The location photography in the picturesque scenery of the Umpqua National Forest in the Cascade Range, near Crater Lake National Park of southern Oregon, and the performances by Hayward and Roc were praised by critics from Time news magazine and the prominent national daily "newspaper of record" The New York Times. The unsigned film review a month after its release in an August 1946 issue of the latter publication of The Times regretted the film's reliance on formulaic plot devices and characters typical of "sagebrush melodrama," but concluded that, "[w]eighing its good points against its bad ones, 'Canyon Passage' still has a very comfortable margin in its favor."

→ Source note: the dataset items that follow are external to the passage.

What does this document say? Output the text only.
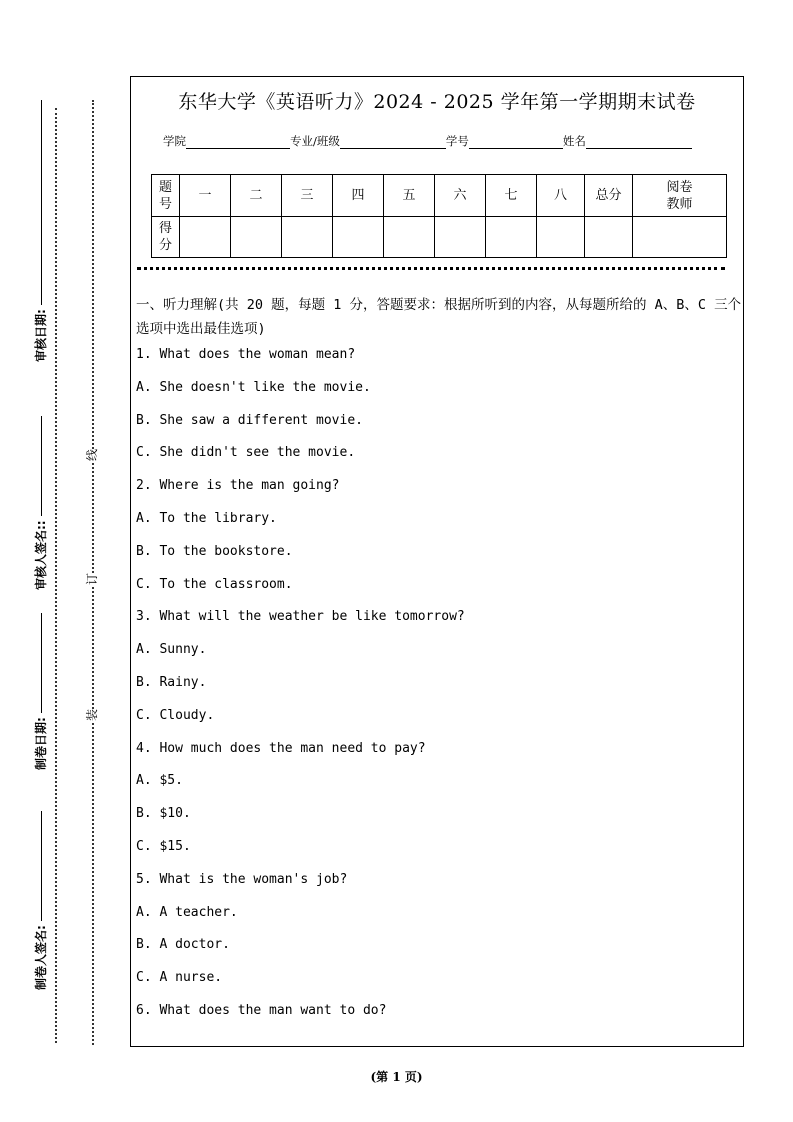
审核日期:
审核人签名::
制卷日期:
制卷人签名:
线
订
装
东华大学《英语听力》2024 - 2025 学年第一学期期末试卷
学院	专业/班级	学号	姓名
题号	一	二	三	四	五	六	七	八	总分	阅卷教师
得分										
一、听力理解(共 20 题，每题 1 分，答题要求：根据所听到的内容，从每题所给的 A、B、C 三个选项中选出最佳选项)
1. What does the woman mean?
A. She doesn't like the movie.
B. She saw a different movie.
C. She didn't see the movie.
2. Where is the man going?
A. To the library.
B. To the bookstore.
C. To the classroom.
3. What will the weather be like tomorrow?
A. Sunny.
B. Rainy.
C. Cloudy.
4. How much does the man need to pay?
A. $5.
B. $10.
C. $15.
5. What is the woman's job?
A. A teacher.
B. A doctor.
C. A nurse.
6. What does the man want to do?
(第 1 页)
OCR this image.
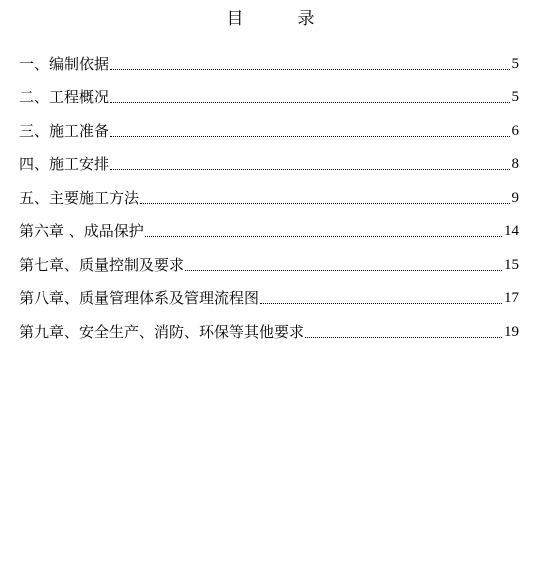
目	录
一、编制依据	5
二、工程概况	5
三、施工准备	6
四、施工安排	8
五、主要施工方法	9
第六章 、成品保护	14
第七章、质量控制及要求	15
第八章、质量管理体系及管理流程图	17
第九章、安全生产、消防、环保等其他要求	19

The film's reputation has grown substantially over the 78 years since despite its sporadic availability on various platforms and formats. Chris Fujiwara would call it as "one of the greatest westerns" in his book The Cinema of Nightfall: Jacques Tourneur and noted film critic and author Jonathan Rosenbaum, hailed it in 2006 as one of a dozen "eccentric Westerns", perhaps the most complex and most impressive of director Tourneur's westerns. Richard Brody, of The New Yorker magazine, would champion the film as well, describing it as "a complex array of subplots and side characters that offers a quasi-sociological view of frontier life. The relentless drinking, gambling, gunplay, and battles with Native Americans blend with struggles for love and money to evoke a raw and violent culture that plays, in the year after the Second World War, had ended, as utterly contemporary; avoiding history and politics, Tourneur serves up, in a dreamlike Technicolor glow, a pastoral film noir." Elliott Stein of The Village Voice would also call it in 2009, a "great, dazzling, underrated and unconventional Western...memorable largely for the director's concentration on the massive beauty of the American landscape."

According to Variety entertainment industry trade magazine, the film earned $2,250,000 in rentals in 1946 but resulted in a loss of $63,784.